Isabel wischte sich mit der Serviette über die Augen. Sie sah ihre Tante an. Sie war gerade mal zweiundfünfzig. Sie sah genauso aus wie immer, so stark, völlig sie selbst. Die blauen Augen funkelten, die Wangen waren rosig. Sie sah völlig gesund aus.
    Kat und June fingen an, Lolly mit Fragen zu bombardieren, doch sie hob die Hand, und die beiden verstummten.
    «Ich möchte euch um etwas bitten, Isabel und June», sagte Lolly und schnitt den Kuchen an. «Vielleicht könnt ihr beide ein bisschen hierbleiben, übers Wochenende oder noch die nächste Woche lang. Am Montag beginnt die Chemotherapie, und ich werde etwas Hilfe benötigen. Die Pension ist über das lange Labor-Day-Wochenende und danach fast den ganzen Herbst hindurch ausgebucht.»
    «Ich kann die ganze Woche bleiben und auch noch länger, wenn du willst», sagte Isabel. Damit hatte offensichtlich niemand gerechnet, denn alle starrten sie überrascht an.

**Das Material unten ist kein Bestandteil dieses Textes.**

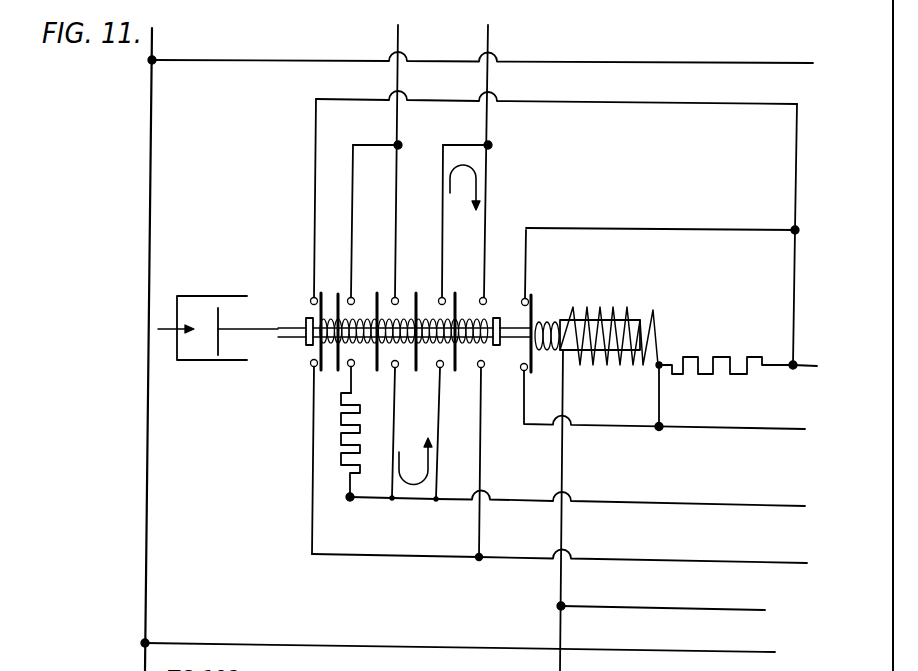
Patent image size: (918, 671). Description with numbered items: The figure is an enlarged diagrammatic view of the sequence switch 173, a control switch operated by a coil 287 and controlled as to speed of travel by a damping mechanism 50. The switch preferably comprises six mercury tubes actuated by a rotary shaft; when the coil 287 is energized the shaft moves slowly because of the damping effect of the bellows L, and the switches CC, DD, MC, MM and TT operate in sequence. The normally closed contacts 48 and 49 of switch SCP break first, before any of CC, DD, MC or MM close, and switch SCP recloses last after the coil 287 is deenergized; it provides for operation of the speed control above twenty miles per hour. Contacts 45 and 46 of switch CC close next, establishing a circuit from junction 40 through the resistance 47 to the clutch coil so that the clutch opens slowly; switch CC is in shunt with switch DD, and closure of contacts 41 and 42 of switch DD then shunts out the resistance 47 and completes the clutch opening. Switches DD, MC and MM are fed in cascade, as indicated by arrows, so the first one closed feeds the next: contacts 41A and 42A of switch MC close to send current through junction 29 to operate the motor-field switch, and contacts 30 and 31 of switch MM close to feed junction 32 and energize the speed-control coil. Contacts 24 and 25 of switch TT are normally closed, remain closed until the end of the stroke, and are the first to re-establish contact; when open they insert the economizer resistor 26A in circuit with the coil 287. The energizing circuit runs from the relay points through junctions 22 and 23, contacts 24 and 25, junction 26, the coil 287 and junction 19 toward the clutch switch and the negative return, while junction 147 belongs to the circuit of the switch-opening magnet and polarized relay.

The junction 147 is at (155, 63).
The sequence switch 173 is at (303, 254).
The damping mechanism 50 is at (207, 293).
The bellows L is at (193, 366).
The switch SCP is at (306, 286).
The contact 49 is at (310, 301).
The contact 48 is at (310, 365).
The contact 45 is at (349, 298).
The contact 46 is at (349, 367).
The junction 40 is at (395, 144).
The contact 41 is at (392, 298).
The contact 42 is at (396, 368).
The contact 41A is at (439, 298).
The contact 42A is at (441, 368).
The junction 29 is at (486, 144).
The contact 30 is at (481, 298).
The contact 31 is at (483, 368).
The switch CC is at (348, 355).
The switch DD is at (386, 370).
The switch MC is at (432, 374).
The switch MM is at (471, 374).
The resistance 47 is at (360, 443).
The junction 32 is at (477, 559).
The junction 19 is at (558, 606).
The switch TT is at (534, 285).
The contact 24 is at (529, 302).
The contact 25 is at (526, 371).
The junction 26 is at (656, 426).
The economizer resistor 26A is at (711, 375).
The junction 22 is at (791, 362).
The junction 23 is at (792, 228).
The coil 287 is at (655, 309).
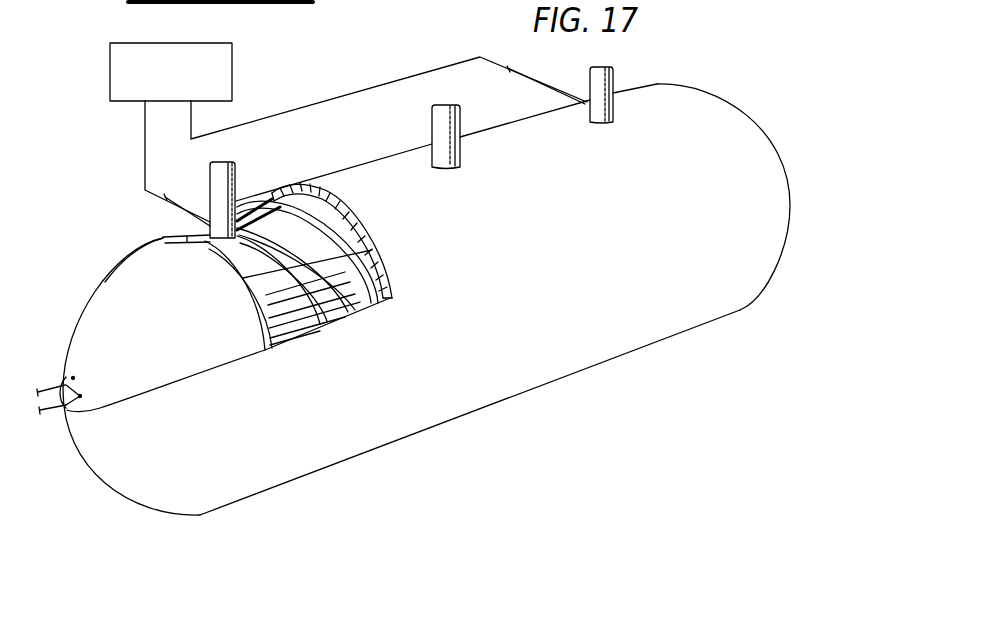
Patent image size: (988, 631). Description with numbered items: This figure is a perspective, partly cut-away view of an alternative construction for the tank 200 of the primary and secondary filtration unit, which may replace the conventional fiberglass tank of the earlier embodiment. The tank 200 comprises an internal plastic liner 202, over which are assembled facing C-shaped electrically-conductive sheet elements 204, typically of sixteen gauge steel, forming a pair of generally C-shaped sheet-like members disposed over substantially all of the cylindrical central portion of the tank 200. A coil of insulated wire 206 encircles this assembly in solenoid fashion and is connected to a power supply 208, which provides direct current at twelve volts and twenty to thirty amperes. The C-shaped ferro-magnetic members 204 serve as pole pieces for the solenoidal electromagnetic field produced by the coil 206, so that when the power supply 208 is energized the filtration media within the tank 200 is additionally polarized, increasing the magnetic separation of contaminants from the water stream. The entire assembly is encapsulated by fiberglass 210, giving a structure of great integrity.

The tank 200 is at (713, 344).
The internal plastic liner 202 is at (117, 288).
The C-shaped electrically-conductive sheet elements 204 is at (240, 277).
The coil of insulated wire 206 is at (363, 232).
The power supply 208 is at (232, 62).
The fiberglass encapsulation 210 is at (658, 97).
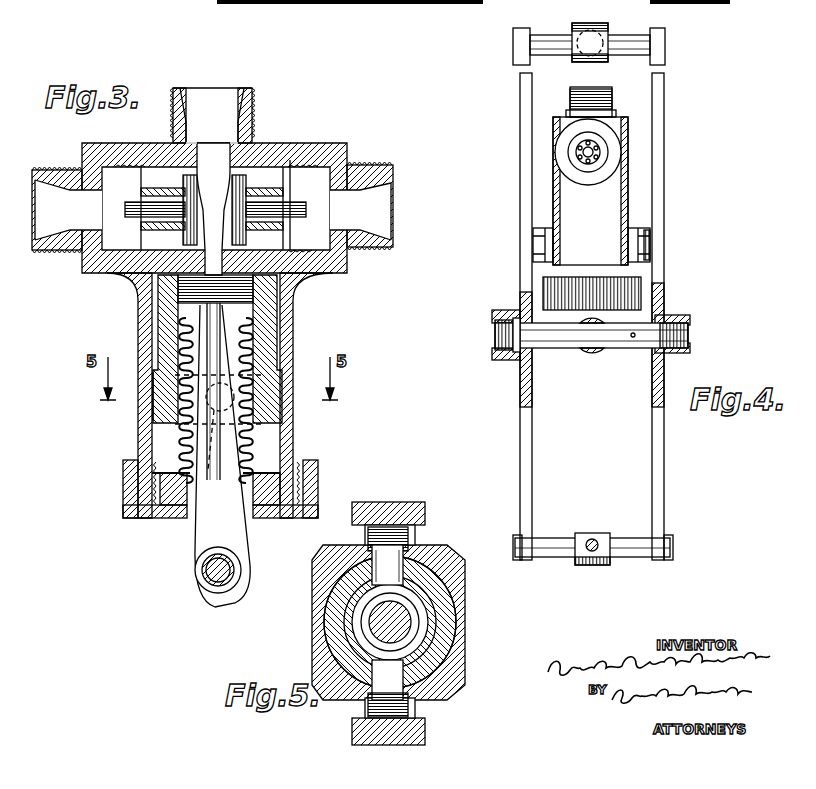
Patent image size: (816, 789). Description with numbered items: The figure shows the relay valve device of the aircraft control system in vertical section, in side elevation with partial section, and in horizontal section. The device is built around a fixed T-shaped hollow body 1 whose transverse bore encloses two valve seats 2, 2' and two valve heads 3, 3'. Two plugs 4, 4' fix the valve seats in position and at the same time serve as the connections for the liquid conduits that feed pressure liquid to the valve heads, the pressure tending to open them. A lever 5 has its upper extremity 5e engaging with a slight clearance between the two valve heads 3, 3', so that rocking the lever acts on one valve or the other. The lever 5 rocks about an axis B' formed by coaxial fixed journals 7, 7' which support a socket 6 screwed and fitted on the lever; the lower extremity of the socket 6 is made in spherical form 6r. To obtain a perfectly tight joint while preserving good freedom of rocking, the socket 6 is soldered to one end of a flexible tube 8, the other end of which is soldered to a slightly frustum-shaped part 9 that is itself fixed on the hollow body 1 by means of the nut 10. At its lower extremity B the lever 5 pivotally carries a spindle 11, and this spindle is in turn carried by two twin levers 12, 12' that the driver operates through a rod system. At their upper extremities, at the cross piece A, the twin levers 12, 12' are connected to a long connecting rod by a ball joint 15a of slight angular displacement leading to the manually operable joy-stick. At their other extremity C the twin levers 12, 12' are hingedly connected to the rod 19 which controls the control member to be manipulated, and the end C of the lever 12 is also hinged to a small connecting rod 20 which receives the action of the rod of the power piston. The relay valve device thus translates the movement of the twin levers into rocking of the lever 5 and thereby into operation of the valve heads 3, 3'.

    «Ich auch, Tante Lolly», sagte June.
    Lolly nickte. «Gut. Danke. O nein, da fällt mir wieder ein, die Diagnose hat mich offensichtlich so aus der Bahn geworfen, dass ich nicht richtig aufgepasst habe. Ich habe sämtliche Reservierungen für dieses Wochenende bestätigt, und für kommende Woche und natürlich für das Labor-Day-Wochenende, und jetzt habe ich für euch gar keine Unterbringungsmöglichkeit. Ich dachte, June und Charlie könnten vielleicht in Kats altes Zimmer unter dem Dach, und dir könnten wir ein Klappbett in die Alleinekammer stellen, falls dir das nicht zu eng ist, Isabel.»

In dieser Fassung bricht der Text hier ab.